1.11. From data to network with Table2Net

Duration: 45 min

Overview tuto 1.11

Goals

  • Know that you can extract a network from a table
  • Learn how to use Table2Net (online tool)
  • Activate your new network visualization skills
  • Make an annotated network map

Data

Download this CSV:


energy-conversion-category-depth-0.csv


It just contains the list of 139 articles in the Wikipedia category energy conversion (including subcategories).

Harvest the list of edits

Harvest the list of edits using the following notebook. The instructions are specified in it. Expect the harvesting to take several minutes (have a tea!).

🍹 Wikipedia articles to edits list

It should provide you with a CSV table of edits, similar to that of tutorials 1.2 and 1.3, but bigger. You could visualize it in Tableau, but we will do something else.
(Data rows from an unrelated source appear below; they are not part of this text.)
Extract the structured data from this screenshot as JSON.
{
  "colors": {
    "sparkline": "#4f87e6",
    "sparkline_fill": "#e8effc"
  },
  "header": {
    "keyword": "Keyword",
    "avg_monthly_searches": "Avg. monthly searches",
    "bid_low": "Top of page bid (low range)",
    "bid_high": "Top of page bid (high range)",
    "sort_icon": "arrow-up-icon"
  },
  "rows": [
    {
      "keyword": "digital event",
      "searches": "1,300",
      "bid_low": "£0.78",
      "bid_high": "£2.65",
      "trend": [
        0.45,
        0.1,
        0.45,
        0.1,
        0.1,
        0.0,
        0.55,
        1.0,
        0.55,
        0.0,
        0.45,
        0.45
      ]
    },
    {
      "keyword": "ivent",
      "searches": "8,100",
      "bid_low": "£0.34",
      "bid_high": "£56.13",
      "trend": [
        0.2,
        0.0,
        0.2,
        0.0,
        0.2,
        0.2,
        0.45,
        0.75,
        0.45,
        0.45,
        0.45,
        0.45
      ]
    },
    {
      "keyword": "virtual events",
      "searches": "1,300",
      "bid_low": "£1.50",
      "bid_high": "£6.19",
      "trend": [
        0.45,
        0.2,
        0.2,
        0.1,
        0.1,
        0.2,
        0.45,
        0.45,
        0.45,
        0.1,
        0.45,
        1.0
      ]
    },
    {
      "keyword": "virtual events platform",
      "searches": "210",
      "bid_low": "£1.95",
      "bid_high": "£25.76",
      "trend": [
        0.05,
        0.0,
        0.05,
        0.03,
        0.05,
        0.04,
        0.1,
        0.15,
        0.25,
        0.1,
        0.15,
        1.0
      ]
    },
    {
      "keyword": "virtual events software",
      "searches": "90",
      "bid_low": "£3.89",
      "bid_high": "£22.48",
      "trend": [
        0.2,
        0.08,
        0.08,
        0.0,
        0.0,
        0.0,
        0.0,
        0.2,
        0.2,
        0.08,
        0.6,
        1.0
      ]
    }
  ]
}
Note: you must learn to use the notebooks we provide. But assuming that something went wrong, you can find the file you are supposed to produce  here.

Extract a network using Table2Net

Table2Net is an online tool to extract a network (GEXF) from a table (CSV). Your goal is to extract a bipartite network of articles and editors from the tabular list of revisions you just harvested. Follow the instructions below:

  • Open Table2Net
  • Upload the CSV file
  • Type of network: choose Bipartite
  • For the first type of nodes, pick the column that represents articles: page (Article would work as well).
  • Leave One expression per cell as it is (the cell content is not a list).
  • You do not need attributes for those nodes.
  • For the second type of nodes, pick the column that represents editors: user. Remark that userid would also work, but it would be less explicit.
  • Leave One expression per cell as it is (idem).
  • You do not need attributes for those nodes either.
  • Scroll to the end of the page and click on Build the network.

You will obtain a bipartite network of articles and users. If you are lost, use  this network.

Network

NOTE: We introduce Table2Net because it works on any CSV, not just Wikipedia data, contrary to most of our notebooks. If you decide to use other data sources, Table2Net might therefore prove very useful to you. Read the documentation included in the tool to understand it better. It allows extracting monopartite (regular) networks as well, for instance editors connected when they edited the same article or conversely, articles connected when they were edited by the same editor.

Make an annotated network map

You are now in the same situation as in the tutorial 1.9, but since the tool used is slightly different, there are minor differences. You might be more comfortable with Gephi now, and do things a bit differently. Do as you wish.

We suggest that you:

  • Filter the network, because it is so big, and there are so many “leaves” (nodes that have only one neighbor). The leaves are not super interesting, because they do not connect multiple other nodes. Those leaves are mostly editors who contributed to only one article.
  • Use a centrality metric to bring hierarchy to the nodes. Degree? Closeness? Betweenness? Up to you.
  • Visualize this centrality as node sizes
  • Visualize node types as color

Can you tell a better data-driven story, in your annotations, than in tutorial 1.9? Not that you have to. The important is that you get more efficient and autonomous at this exercise.

Documents produced

Keep somewhere the following document somewhere for sharing:

  • The annotated network (JPEG or PNG)

Next tutorial

Take a break! Then check this:

 1.12. Activate your knowledge about Gephi (45 min)


Relation to the course readings

  • The principles and concepts of Visual Network Analysis (VNA) are covered in Chapter 2: What is visual network analysis in Jacomy, M. (2021). Situating Visual Network Analysis
  • And in Chapter 7: Visual network analysis in Venturini, T. & Munk, A.K. (2021). Controversy Mapping: A Field Guide
  • The intricacies of Wikipedia and the different ways in which the platform may be reappropriated for controversy analysis are covered in Weltevrede, E., & Borra, E. (2016). Platform affordances and data practices: The value of dispute on Wikipedia Big Data & Society, 3(1).